Старинное еврейское кладбище – странный заброшенный город, по плотности обитателей на одну могилу превзошедший все известные в мире примеры, – надгробные плиты как покосившиеся скрижали Завета, окаменевшие страницы книг. Кажется, что плиты не воткнуты в землю, а, вспоров ее покровы, вкривь и вкось выросли из недр могил. Когда – в час явления Спасителя – вся эта могучая мертвая толпа повалит из тесных недр на свет божий, что за великая армия отмщения встанет за плечами моего народа! Пока же Спаситель медлит, этот безмолвный город – всего лишь полный очарования старины памятник истории…

* * *

Не странно ли, что самыми поэтичными и сакральными символами Праги (и источниками торговли, кстати) являются два еврея – Франц Кафка и рабби Лёв, и оба при жизни находились с нею в натянутых, мягко говоря, отношениях.

Легендарный средневековый раввин Иегуда Лёв Бен-Бецалель, известный еще под именем Магарал из Праги, – праведник, каббалист и мудрец, заступник еврейской общины перед властителями Чехии, из глины сотворил своего Голема – первого в мире робота, – чтобы тот охранял общину от коварных соседей, то и дело норовящих протащить в еврейский город мертвое тело христианина, дабы в очередной раз обвинить евреев в ритуальном использовании христианской крови.

Кафка же…

Прямо на стекле входной двери дома номер пять по улице «У Ратуши» написано на иврите: «Здесь родился Франц Кафка».

Однажды, незадолго до смерти, он сказал своему учителю иврита Фридриху Тибергеру, глядя в окно: «Вон там была моя гимназия, на другой стороне улицы – университет, а чуть левее – контора, где я служил… В этом маленьком круге, – и обрисовал пальцем в воздухе, – заключена вся моя жизнь…»

В 1902 году он пишет другу и соученику Оскару Поллаку: «Прага не отпустит нас обоих.
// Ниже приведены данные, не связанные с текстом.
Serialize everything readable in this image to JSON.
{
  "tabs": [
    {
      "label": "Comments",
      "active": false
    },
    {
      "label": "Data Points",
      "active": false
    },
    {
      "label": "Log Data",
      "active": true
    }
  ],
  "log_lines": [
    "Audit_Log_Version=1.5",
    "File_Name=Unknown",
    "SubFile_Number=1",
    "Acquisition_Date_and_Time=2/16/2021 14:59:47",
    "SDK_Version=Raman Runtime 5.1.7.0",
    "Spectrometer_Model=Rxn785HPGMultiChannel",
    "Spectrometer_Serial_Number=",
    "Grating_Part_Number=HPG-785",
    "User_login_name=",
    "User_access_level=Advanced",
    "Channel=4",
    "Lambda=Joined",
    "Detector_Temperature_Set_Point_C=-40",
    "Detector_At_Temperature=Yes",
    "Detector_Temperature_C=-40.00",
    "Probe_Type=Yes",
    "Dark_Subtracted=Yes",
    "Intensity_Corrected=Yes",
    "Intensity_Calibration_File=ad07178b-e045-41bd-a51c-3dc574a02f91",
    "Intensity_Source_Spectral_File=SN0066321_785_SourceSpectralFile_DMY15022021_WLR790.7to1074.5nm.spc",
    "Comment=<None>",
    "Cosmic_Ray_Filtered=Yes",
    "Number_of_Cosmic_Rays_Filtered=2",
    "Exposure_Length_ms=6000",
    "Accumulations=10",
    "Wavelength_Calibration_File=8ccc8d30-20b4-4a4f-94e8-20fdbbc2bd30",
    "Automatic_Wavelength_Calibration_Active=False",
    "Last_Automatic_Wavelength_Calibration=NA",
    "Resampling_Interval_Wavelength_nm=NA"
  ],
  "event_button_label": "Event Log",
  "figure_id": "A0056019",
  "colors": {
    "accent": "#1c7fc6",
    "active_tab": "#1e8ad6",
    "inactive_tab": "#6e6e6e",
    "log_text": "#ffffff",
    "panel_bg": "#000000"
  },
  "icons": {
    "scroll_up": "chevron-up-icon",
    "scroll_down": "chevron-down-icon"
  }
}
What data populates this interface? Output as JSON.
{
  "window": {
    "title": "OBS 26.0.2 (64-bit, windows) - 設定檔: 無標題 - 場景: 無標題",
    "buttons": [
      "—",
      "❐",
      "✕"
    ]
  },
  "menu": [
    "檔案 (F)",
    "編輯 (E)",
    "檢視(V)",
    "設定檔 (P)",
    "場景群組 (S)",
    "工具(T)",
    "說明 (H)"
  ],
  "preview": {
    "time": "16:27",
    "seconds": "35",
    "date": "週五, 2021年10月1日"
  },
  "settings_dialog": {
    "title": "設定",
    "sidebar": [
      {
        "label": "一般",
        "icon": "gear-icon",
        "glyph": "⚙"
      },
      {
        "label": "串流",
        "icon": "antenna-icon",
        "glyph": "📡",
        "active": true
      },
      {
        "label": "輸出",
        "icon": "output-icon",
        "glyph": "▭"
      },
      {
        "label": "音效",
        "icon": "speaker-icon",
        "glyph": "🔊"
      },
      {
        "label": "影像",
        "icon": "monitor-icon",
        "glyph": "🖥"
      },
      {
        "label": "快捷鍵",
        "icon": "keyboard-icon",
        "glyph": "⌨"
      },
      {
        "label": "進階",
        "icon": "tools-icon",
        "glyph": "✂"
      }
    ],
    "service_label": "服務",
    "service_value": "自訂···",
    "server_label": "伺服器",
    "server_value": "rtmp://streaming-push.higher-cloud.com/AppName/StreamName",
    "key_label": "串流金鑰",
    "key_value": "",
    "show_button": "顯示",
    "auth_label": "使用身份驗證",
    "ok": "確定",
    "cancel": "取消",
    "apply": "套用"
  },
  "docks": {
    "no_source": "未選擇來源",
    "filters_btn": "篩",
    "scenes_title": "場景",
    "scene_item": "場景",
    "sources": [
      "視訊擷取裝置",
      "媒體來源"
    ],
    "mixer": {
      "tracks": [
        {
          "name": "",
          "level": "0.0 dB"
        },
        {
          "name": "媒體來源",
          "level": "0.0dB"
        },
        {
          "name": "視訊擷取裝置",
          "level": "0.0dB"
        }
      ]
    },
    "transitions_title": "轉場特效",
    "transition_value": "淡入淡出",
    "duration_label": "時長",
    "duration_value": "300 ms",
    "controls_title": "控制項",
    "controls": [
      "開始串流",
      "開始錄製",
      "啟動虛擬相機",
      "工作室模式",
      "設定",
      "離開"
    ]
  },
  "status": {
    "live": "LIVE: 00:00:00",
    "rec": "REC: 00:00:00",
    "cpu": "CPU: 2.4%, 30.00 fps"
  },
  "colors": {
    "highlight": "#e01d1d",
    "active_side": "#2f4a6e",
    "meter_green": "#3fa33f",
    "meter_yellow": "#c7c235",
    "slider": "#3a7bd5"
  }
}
У этой мамочки острые когти. Только подпалив ее с двух сторон – на Вышеграде и Градчанах, – можно было бы спастись, бежав без оглядки».

* * *

…Утром на Градчанах, в сувенирной лавке Музея искусств, какой-то рыжий в кепке – зубы вперед и вразброс – спросил у моей дочери Евы что-то по-английски, кивая на Бориса. Оказывается, тот напомнил ему друга из Израиля. Ева сказала, что мы тоже из Израиля. Он оживился, стал объяснять, что живет в Чикаго, сопровождает в деловой поездке своего босса, очень важного господина, известного архитектора, генерального директора международной дизайнерской фирмы, лауреата национальных премий…

Я, подойдя ближе, что-то сказала Еве по-русски – он воскликнул, улыбаясь:

– А, так вы из России? – и как-то расслабился, приспустил штандарты.

Мы перекинулись еще парой слов, уже на родном языке. И он сказал:

– Ну, я пойду, а то босс, сука, подымет хай…

Так вот, тем утром на Градчанах, в сувенирной лавке Музея искусств, я купила две книги о Кафке: одну, прекрасно переведенную и элегантно изданную, – Макса Брода, друга и биографа писателя; другую – изданную местным издательством, хозяева которого, очевидно, решили, что из-за близости двух славянских языков текст Гаральда Салфеллнера вообще не нуждается в переводе.

Едва бросив взгляд на глянцевую обложку и прочтя: «Кафка был Прага, и Прага была Кафка. Прага никогда не была собой так совершенно и типично, как при жизни Кафки», – я застонала от восторга и немедленно купила этот дивный сувенир. Он действительно таил внутри много чудес.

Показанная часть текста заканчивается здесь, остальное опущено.